The Java Ridge was grinding slowly south; ever more slowly. Seawater had been leaking into the engine bay for many hours, running through the broken seals around the bent prop shaft. The boat was listing more dramatically to port. Isi adjusted the steering to compensate for the bias.
All the while, the noises from the engine room became more pronounced and more pathological, even to those who knew nothing of machinery.
As the light broke, a tower of dark cloud loomed over the water. It swelled at its centre through lilac and mauve, shades that hinted at great power but held it close, concealed. Isi moved about the deck, placing buckets of seawater around the signal fire. The angle of the water in the buckets betrayed the steepening list of the boat.

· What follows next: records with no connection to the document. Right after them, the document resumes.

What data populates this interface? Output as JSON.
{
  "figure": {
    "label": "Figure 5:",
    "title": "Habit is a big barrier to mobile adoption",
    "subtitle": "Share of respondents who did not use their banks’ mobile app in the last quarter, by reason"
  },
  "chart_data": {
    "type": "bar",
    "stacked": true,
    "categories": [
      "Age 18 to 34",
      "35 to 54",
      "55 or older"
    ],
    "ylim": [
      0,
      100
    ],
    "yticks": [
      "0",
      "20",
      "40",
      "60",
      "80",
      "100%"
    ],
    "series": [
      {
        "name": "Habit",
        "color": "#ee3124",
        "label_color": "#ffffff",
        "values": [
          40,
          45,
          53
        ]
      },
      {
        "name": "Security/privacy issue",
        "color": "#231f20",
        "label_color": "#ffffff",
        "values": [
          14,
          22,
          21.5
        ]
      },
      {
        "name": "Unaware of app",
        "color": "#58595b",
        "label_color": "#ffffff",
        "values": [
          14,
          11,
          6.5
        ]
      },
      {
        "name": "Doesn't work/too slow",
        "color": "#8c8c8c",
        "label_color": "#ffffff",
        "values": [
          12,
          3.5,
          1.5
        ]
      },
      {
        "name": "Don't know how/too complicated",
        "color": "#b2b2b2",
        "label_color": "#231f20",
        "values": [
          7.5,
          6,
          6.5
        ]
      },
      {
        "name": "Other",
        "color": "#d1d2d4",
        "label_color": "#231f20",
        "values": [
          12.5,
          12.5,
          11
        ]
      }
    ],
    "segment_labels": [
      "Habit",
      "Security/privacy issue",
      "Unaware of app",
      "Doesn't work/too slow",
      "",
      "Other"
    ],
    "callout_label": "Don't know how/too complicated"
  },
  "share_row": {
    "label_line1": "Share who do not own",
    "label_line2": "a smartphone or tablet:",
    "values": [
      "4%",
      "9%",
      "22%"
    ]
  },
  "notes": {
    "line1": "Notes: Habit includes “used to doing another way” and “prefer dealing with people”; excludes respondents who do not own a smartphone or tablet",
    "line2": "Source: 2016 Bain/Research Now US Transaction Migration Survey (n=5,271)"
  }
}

She’d recruited Carl to help her stack all the board bags on the steel deck at the bow. All the luggage they could spare; clothes, towels, anything that would burn slow and smoky. They built a pyre from these items, sloshed some diesel on it and lit the whole thing up. The buckets right there in case the flames ran away from them. It was a terminal strategy, she knew. The choice you made when there was no going back. There was every chance the timber hull would catch anyway and burn them to the waterline, but she needed attention from the outside world and she needed it now.